Tboung Khmum

Oh chouette

Il faut s’arracher d’abord à Phnom Penh, braver les embouteillages, doubler l’Ambassade de France qui ressemble à une prison en plus sinistre, passer le Tonle Sap sur le pont japonais, puis laisser défiler de chaque côté de la voiture ces kilomètres de ville, de chantiers pas finis, d’entrepôts, de condos plus ou moins habités, de quartiers en devenir, tout cet entre-deux qui n’est pas une banlieue, une zone de transition plutôt, un gris coloré, un potentiel immobilier, un crépuscule, ou une aube peut-être, c’est selon.

Et puis enfin c’est la cambrousse. A perte de vue des tapis d’émeraude peuplés de buffles blancs, des miroirs d’eau que la pluie dérange en cercles concentriques, les palmiers comme des étoiles ébouriffées sur l’horizon. Dans la voiture c’est le silence. Maly s’est endormie ; Vibol est sur Facebook, j’y glisse un regard, cette pomponnette regarde des photos de lui-même. « Il est beau, votre pays », je dis. Ça ne réveille ni l’un ni l’autre – mais je sais qu’ils m’ont entendu.

On petit déjeune au bord de la route, sous le regard sévère de deux chouettes captives. Riz, porc grillé, soupes aux nouilles, café au lait concentré, émerveillement de mes collègues : il paraît que les Etats-Unis ont inventé un avion qui pourra faire New York-Phnom Penh en 9 minutes. Si si, c’était sur Facebook, neuf minutes! On fait le calcul sur le coin de la table : cent mille kilomètres/heure. Ils sont forts, ces Américains. Vibol a les yeux qui brillent. C’est de savoir New York si proche.

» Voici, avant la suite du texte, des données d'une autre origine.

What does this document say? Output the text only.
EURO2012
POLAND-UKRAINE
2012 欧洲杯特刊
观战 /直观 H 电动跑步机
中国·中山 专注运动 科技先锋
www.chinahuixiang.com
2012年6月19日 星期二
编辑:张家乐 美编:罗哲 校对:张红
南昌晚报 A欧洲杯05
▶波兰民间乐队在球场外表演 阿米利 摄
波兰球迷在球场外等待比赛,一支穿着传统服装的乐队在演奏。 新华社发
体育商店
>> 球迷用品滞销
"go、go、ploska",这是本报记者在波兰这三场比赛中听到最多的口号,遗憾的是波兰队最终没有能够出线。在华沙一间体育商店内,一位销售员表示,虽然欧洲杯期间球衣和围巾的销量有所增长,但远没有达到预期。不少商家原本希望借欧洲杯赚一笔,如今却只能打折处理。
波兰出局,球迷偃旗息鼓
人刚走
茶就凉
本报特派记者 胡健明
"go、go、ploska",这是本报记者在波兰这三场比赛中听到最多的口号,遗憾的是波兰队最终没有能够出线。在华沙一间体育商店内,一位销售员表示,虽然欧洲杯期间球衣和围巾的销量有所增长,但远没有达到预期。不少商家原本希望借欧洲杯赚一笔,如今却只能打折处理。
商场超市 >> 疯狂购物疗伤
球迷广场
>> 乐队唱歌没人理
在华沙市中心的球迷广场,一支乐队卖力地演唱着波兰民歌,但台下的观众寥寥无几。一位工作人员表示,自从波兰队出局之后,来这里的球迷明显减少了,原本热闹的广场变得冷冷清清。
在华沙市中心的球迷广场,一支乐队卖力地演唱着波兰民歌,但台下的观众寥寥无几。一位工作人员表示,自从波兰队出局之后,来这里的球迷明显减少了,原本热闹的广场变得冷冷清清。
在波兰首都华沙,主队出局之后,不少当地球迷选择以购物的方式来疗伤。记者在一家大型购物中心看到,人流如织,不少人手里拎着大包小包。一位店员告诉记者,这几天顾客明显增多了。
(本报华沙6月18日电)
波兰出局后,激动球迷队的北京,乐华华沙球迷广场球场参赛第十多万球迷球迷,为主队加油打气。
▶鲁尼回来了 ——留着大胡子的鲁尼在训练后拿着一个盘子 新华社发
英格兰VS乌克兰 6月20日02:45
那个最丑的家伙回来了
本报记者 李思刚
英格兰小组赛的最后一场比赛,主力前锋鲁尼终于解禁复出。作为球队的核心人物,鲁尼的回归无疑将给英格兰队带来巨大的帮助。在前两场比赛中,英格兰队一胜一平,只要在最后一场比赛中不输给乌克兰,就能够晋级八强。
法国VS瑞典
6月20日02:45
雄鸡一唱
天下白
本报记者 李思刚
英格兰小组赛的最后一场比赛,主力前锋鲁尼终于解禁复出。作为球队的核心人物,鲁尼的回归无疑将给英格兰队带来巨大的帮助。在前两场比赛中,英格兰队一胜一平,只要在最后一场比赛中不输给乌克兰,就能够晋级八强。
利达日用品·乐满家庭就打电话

Encore une heure de trajet et nous rentrons dans Tboung Khmum, une longue rue goudronnée bordée d’immeubles bas. De chaque côté partent des allées boueuses qui débouchent directement dans un monde de baraques en bois, de manguiers, de chiens aboyeurs et d’enfants en slibard. Une ville, mais de justesse : il y a tant de trous dans la chaussée, tant de terre sur le bitume que la campagne semble chercher à la reprendre.

C’est au marché que nous amène notre visite. Tandis que nous déambulons dans les allées, interrogeons les marchands, je sens converger de partout sur moi des regards timides, dérobés sitôt croisés. On s’enquiert en khmer sur ma présence, qu’est-ce qu’il fout là le barang, mes collègues doivent chaque fois tout expliquer. Au début c’est rigolo, mais à la longue … Je me sens encombrant, trop grand, trop épais, trop voyant. Pourtant j’ai été velaka, mundele, muzungu, farandji, i huaj, il faudrait s’y faire un jour, parler toutes les langues, devenir invisible, se faire caméléon – mais non. On a beau vieillir en voyageant, on n’est chez soi que chez soi. Tant mieux, peut-être.

Soudain une dame à grande gueule quitte son étalage de légumes, me fourre sous le nez une aubergine qu’elle tient comme un micro, et m’interroge en khmer. Si je suis libre ? Je montre mon alliance. Ah, c’est dommage, parce que sa fille… Et au fait, comment on dit « I love you » en Français ? J’explique, elle répète, « Jeuw tain meuh », autour de nous c’est l’hilarité générale. Mais c’est pourtant vrai que je l’aime, cette maman ; j’ai envie de la serrer dans mes bras avec sa grosse voix et ses gros seins et sa curiosité, sa gueule marquée, ses mains calleuses et brunes, son marmot qui roupille au fond d’un hamac doucement balancé sous les tôles – avec elle j’embrasserais toutes les mères du monde. Mais il est l’heure d’y aller, on prend congé, elle retourne derrière son étalage en héroïne, la leur, la mienne, merci madame, au revoir.

Le lendemain, sur le chemin du retour, au milieu des rizières à nouveau, Vibol fessebouque et Maly dort. On se traîne à trente à l’heure derrière des camions chargés de trucs, des briques, du sable, de la bouffe, du bétail, des travailleurs qui rentrent de l’usine (le bétail est mieux loti). Je repense à l’avion des américains. Avec un engin pareil, on serait à Phnom Penh en sept virgule deux secondes. Haut dans la stratosphère, loin des mamans, des aubergines, des camions et des frontières. Il y aurait du café lyophilisé et des plateaux-repas design. Par le hublot le ciel serait presque noir, probablement dépourvu de buffles. On verrait la courbure de la Terre. Je décide qu’on est mieux ici.